Strong refinery runs continued to boost demand for crude. Refinery crude runs rose by 123,000 barrels per day last week, EIA data showed. "I would expect the bulls to re-assert control over the market after the initial knee-jerk lower," David Thompson, executive vice president at Powerhouse, an energy-specialized commodities broker in Washington.
"Despite the week-to-week move lower in distillate demand, comparing the rolling four-week average of this year to last, distillate demand is running a whopping 14.5 percent over the same period last year." HollyFrontier Corp said it plans to run its five refineries at or slightly above their combined capacity of 457,000 barrels per day (bpd) in third quarter.
Petromatrix strategist Olivier Jakob said Wednesday's price rise had more to do with technical trading than fundamentals. "We are trading around the 200-day moving average and I think that is where a lot of the action of the last two days has been," Jakob said.
Brent futures fell below their 200-day moving average on Monday, but by Wednesday managed to vault above this trendline, last around $51.84 a barrel. Oil prices fell sharply on Tuesday, and have come under pressure in recent sessions on news top oil producing countries may be boosting output.
Opec oil output rose in July to a 2017 high, a Reuters survey found, led by a further recovery in supply from Libya, one of the countries exempt from a production-cutting deal. Iran's oil exports also increased.
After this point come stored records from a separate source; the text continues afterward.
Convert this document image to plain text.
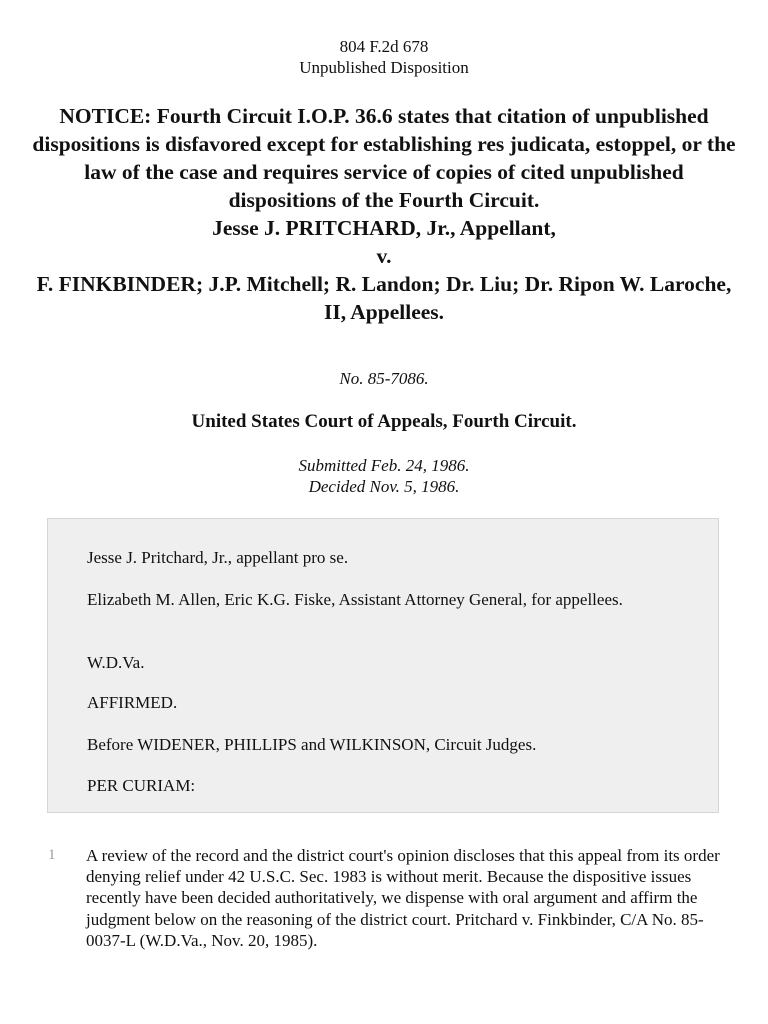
804 F.2d 678
Unpublished Disposition
NOTICE: Fourth Circuit I.O.P. 36.6 states that citation of unpublished dispositions is disfavored except for establishing res judicata, estoppel, or the law of the case and requires service of copies of cited unpublished dispositions of the Fourth Circuit.
Jesse J. PRITCHARD, Jr., Appellant,
v.
F. FINKBINDER; J.P. Mitchell; R. Landon; Dr. Liu; Dr. Ripon W. Laroche, II, Appellees.
No. 85-7086.
United States Court of Appeals, Fourth Circuit.
Submitted Feb. 24, 1986.
Decided Nov. 5, 1986.

Jesse J. Pritchard, Jr., appellant pro se.

Elizabeth M. Allen, Eric K.G. Fiske, Assistant Attorney General, for appellees.

W.D.Va.

AFFIRMED.

Before WIDENER, PHILLIPS and WILKINSON, Circuit Judges.

PER CURIAM:

1 A review of the record and the district court's opinion discloses that this appeal from its order denying relief under 42 U.S.C. Sec. 1983 is without merit. Because the dispositive issues recently have been decided authoritatively, we dispense with oral argument and affirm the judgment below on the reasoning of the district court. Pritchard v. Finkbinder, C/A No. 85-0037-L (W.D.Va., Nov. 20, 1985).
Russia's oil output stood at 10.95 million barrels per day (bpd) in July, unchanged for a third month and in line with its pledge to curb production, government data showed on Wednesday.
Energy consultancy Douglas Westwood predicted that the oil market glut will return next year and last until 2021. "Oversupply will actually return in 2018. This is due to the start-up of fields sanctioned prior to the downturn," said Steve Robertson, head of research for global oilfield services at Douglas Westwood.